Professors and teaching assistants learn about the benefits of peer evaluation during a recent meeting of the LAS Teaching Academy.
Professors and teaching assistants learn about the benefits of peer evaluation during a recent meeting of the LAS Teaching Academy.

Economics professor Jose Vazquez enjoys the occasional game of basketball. Luckily for him, he knows he can go to the ARC every day at noon, without fail, to find a court full of challengers ready to hit the hardwood.

“I wanted to have something similar for teaching,” Vazquez said.

With the environment and accessibility of an open gym in mind, Vazquez has revamped the LAS Teaching Academy since taking over two years ago. In the same fashion that basketball players head to the courts to polish and showcase their skills, the academy allows LAS faculty to learn and share classroom innovations across a range of disciplines—they just won’t be able to work on their jump shots.

Vazquez became director of the LAS Teaching Academy in 2014. The program launched in 1999 under political science professor Paul Diehl, now associate provost at the University of Texas-Dallas. Diehl, who ran the academy until 2009, said the program began as an opening faculty workshop and junior faculty mentoring program that grew to include more elements over time.

Since taking the reins two years ago, Vazquez has made the academy’s primary activity a monthly open forum for any and all faculty looking to pick up some new tips for teaching their respective courses. Beginning in February, Vazquez made the workshops available to teaching assistants as well.

“Getting together across fields is a great way to gain exposure, especially as TAs, to many approaches to teaching,” said Tom Sahajdack, a teaching assistant in economics. “It gives me concrete examples of how various ideas for teaching actually went in another professor’s classroom. I’d rather know the right way to implement something, or at least some of the best practices, than mess it up trying to figure it out on my own.”

Workshops are held on either the first or second Friday of each month in David Kinley Hall. The meetings usually draw dozens of participants and include free lunch along with a lecture given by one or more faculty members. Workshops have addressed broad teaching topics such as general approaches to online teaching and engaging small classrooms, as well as course-specific topics in fields like sociology or mathematics.
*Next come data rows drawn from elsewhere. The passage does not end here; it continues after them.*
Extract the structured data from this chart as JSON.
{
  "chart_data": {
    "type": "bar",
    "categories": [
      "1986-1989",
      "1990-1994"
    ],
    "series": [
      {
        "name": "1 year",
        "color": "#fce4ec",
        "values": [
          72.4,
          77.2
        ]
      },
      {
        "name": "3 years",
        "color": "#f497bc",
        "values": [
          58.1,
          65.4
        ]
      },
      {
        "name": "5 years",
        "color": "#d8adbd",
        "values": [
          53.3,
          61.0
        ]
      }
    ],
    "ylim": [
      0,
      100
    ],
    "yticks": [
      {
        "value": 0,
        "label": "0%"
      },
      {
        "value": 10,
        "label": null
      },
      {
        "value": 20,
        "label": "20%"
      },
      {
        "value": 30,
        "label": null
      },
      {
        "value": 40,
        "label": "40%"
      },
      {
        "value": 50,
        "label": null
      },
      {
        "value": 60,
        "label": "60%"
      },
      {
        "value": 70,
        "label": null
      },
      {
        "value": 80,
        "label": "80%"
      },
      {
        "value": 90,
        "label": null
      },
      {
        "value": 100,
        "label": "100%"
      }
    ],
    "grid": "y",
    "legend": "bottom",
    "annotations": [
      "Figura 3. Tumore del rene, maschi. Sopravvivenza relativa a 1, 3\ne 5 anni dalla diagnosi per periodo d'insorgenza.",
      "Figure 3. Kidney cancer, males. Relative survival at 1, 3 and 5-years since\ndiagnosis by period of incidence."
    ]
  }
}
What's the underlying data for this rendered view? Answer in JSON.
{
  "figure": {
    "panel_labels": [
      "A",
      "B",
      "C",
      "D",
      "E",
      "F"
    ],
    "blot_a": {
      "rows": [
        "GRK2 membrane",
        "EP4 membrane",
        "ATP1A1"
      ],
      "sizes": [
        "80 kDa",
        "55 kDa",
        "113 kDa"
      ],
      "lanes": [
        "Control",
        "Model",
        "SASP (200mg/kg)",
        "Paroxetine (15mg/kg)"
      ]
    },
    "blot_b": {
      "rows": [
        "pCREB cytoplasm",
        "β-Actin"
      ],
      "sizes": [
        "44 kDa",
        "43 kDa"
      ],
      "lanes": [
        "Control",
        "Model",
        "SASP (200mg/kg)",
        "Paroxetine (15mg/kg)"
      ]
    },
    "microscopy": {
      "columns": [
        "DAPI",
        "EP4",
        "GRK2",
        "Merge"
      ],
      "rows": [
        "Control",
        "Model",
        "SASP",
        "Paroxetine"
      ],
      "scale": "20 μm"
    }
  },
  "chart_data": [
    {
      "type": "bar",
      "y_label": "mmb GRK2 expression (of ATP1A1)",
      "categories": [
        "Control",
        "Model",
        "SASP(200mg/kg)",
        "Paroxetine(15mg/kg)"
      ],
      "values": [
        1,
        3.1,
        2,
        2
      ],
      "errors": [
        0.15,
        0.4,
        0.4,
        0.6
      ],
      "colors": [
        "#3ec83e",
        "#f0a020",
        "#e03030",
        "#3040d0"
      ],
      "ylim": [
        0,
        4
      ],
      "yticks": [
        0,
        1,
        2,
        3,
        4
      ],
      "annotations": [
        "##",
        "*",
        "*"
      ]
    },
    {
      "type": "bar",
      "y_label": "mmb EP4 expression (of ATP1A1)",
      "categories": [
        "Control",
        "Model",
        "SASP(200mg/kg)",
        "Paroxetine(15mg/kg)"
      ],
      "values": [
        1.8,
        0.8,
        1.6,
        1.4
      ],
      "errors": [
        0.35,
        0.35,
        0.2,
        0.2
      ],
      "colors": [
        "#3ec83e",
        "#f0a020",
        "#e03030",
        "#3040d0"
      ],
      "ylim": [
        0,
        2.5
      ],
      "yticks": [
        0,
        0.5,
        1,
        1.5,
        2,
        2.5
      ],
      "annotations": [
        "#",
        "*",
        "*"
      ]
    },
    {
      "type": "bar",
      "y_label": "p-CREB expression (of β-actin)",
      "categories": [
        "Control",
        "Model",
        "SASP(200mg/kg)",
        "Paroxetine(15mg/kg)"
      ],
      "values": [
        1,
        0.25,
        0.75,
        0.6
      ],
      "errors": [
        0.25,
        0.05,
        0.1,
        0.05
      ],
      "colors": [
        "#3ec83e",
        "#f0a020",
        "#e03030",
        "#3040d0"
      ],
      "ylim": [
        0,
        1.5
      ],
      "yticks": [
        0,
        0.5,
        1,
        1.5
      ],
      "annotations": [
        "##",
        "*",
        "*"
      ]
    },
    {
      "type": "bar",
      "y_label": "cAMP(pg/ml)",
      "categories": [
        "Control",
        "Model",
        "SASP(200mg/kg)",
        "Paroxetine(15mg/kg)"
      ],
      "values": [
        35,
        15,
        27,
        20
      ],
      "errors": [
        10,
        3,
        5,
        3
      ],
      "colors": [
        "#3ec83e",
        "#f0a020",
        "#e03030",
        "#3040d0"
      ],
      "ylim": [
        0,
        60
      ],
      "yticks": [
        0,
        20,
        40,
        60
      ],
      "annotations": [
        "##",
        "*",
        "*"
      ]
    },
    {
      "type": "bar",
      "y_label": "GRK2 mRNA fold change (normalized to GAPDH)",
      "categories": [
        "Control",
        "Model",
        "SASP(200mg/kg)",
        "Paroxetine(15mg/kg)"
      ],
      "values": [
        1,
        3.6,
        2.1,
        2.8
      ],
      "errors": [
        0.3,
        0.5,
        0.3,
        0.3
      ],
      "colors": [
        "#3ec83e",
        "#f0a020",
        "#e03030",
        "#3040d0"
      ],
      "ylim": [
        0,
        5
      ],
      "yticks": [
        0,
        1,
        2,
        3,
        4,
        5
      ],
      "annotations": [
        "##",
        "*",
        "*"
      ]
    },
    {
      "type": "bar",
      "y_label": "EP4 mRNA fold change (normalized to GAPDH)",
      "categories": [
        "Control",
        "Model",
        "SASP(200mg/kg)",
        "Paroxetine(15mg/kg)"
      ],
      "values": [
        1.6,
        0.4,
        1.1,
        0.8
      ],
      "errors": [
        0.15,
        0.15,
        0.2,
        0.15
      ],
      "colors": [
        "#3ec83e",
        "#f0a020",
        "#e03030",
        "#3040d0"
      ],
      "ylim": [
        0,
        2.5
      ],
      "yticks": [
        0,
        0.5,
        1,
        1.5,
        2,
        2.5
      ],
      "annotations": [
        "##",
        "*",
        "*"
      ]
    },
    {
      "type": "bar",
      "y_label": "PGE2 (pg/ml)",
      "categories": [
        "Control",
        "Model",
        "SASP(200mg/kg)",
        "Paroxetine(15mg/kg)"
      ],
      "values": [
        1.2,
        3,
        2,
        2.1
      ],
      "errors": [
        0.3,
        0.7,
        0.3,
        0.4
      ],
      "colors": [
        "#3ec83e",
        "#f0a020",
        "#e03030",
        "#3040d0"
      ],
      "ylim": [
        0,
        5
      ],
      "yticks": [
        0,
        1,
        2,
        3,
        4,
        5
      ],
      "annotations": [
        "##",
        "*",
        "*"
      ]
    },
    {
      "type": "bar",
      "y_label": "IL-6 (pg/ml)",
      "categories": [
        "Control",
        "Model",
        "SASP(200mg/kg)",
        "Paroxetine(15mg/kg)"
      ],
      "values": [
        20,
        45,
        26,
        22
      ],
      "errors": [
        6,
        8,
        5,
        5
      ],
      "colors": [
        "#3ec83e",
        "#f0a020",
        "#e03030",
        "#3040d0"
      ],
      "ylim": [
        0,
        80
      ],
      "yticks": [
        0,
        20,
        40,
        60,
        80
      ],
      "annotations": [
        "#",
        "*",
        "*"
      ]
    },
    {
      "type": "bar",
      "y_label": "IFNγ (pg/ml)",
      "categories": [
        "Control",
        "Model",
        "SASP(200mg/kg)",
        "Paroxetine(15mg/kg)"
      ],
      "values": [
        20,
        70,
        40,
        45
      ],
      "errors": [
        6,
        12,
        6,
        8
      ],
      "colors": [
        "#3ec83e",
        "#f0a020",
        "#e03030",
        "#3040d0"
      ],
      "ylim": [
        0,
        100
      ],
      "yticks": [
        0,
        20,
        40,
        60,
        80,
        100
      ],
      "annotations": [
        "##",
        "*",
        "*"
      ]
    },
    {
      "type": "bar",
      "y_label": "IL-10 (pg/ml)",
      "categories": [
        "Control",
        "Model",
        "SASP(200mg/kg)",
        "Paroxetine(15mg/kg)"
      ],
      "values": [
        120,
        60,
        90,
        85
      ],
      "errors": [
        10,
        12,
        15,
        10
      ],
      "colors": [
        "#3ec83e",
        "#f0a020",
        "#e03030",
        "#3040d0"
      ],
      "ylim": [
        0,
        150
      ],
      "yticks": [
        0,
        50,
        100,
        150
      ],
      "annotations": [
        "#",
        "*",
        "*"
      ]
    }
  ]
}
February’s lecture addressed the effectiveness of online peer assessment in large enrollment courses. Vazquez led the discussion and said he had heard of the peer grading method from a peer in the Department of English. He wanted to share it with professors across a wide range of disciplines who would have otherwise never heard of the concept.

“I learned something from someone in another discipline that applies to my class, and I would’ve never been exposed to it if I just continued to rely on people in my own discipline,” Vazquez said. “You learn a lot from seeing what other people are doing in disciplines that are not yours.”

It’s that type of interdisciplinary learning that Vazquez hopes to continue to achieve through the monthly workshops.

“I’m beginning to see a lot of people who kind of leave their Fridays at lunch open so they can come to the academy,” Vazquez said. “I don’t know where that eventually is going to go, but the idea is that it brings a change in the culture so that people who care about teaching can actually interact a lot more.”